1881 - Henry B. Plant opens the “Waycross Short Line” making direct rail travel from the North possible.

1887 - LaVilla is annexed by the City of Jacksonville. 3,000 people lived in LaVilla at this time.

1890s

From left to right: Robert Cole, James Weldon Johnson and John Rosamond Johnson. Image courtesy of https://songbook1.wordpress.com/fx/si/african-american-musical-theater-1896-1926/shuffle-along1921-mills-hall-galleries/

1890s - Patrick Chappelle opens the Excelsior Hall on Bridge Street (now Broad). Excelsior Hall was one of the first black-owned theatrical venues in the South.

1890s - Ward Street develops into a red light district, giving the neighborhood its original aura of notoriety. The district was established in 1887 as a result of Jacksonville mayor John Q. Burbridge who chased most of Jacksonville’s prostitutes over the city line to the suburb of LaVilla. Burbridge’s efforts were thwarted when Jacksonville annexed LaVilla two months later on May 31, 1887.

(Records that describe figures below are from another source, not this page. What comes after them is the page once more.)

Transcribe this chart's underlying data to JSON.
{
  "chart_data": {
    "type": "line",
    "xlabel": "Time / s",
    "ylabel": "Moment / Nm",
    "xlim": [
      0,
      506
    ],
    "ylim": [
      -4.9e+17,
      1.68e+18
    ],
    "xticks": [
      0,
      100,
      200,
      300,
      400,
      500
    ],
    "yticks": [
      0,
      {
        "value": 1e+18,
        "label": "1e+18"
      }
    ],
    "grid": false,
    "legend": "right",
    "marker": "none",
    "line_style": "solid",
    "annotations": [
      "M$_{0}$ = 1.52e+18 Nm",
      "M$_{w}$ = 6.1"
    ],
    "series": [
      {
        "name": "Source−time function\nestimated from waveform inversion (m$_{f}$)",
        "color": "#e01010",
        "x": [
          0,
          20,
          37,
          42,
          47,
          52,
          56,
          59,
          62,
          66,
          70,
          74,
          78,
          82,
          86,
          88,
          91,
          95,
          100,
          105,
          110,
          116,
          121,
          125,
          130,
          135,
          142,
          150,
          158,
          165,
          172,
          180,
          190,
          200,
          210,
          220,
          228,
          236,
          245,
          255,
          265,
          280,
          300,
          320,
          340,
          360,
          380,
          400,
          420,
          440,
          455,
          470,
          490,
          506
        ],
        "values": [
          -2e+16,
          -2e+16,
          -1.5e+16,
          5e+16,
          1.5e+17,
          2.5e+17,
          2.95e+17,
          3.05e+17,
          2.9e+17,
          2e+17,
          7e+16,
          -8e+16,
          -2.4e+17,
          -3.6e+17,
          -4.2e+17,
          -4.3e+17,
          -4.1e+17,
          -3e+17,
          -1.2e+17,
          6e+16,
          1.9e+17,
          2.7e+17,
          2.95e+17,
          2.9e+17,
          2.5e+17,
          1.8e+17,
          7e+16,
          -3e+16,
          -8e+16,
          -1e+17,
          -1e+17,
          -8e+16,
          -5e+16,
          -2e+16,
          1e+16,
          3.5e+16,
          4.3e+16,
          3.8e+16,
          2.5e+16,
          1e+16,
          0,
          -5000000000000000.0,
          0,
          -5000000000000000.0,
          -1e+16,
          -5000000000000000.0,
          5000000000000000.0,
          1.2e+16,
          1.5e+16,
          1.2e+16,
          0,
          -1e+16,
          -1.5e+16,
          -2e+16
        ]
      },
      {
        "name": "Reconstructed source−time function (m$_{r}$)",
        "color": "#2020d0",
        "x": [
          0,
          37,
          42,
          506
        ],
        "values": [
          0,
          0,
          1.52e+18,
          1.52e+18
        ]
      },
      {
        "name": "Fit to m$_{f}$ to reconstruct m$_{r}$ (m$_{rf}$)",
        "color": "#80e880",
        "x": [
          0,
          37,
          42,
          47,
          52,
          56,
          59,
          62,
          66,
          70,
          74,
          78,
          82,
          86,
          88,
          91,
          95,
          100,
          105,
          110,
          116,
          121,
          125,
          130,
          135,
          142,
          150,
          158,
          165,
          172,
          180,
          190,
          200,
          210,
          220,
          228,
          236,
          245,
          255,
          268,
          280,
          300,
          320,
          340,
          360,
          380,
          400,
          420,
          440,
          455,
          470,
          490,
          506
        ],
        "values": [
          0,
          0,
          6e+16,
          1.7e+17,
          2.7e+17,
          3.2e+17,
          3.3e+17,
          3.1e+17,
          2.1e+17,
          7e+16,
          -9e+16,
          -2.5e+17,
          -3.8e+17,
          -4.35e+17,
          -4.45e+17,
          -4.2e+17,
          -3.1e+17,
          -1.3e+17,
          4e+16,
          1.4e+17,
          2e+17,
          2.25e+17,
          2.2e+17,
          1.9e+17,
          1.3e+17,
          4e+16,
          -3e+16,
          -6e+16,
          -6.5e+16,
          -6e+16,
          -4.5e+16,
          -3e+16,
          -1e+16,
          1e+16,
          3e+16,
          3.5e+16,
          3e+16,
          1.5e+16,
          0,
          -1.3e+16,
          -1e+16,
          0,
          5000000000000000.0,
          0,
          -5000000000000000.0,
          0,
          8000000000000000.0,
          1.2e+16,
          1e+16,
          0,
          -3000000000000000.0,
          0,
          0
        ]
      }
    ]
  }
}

1890 - 17-year-old John Rosamond Johnson leaves LaVilla to begin six years of studies in music at the New England Conservatory in Boston.

1893 - Eartha White graduates from Stanton and moves to NYC. There she attends the Madam Hall Beauty School, National Conservatory of Music and becomes an opera singer with the Oriental American Opera Company.

1896 - Eartha White returns to Jacksonville and attends the Florida Baptist Academy.

1897 - Henry Flagler, as president of the Jacksonville Terminal Company, opens a passenger railroad depot in LaVilla in January 1897. Flagler, a partner of John D. Rockefeller’s Standard Oil, is a railroad tycoon who built the St. Johns River railroad bridge in 1890, enabling the growth of Florida’s East Coast and Miami.

1897 - John Rosamond Johnson returns to LaVilla in the spring of 1897 and starts teaching private music lessons out of his parents’ house.

1899 - James Weldon Johnson writes “Lift Ev’ry Voice and Sing, which brother Rosamond sets to music. Song becomes unofficially known as the “Negro National Anthem.”

1899 - Johnson brothers leave LaVilla for New York City.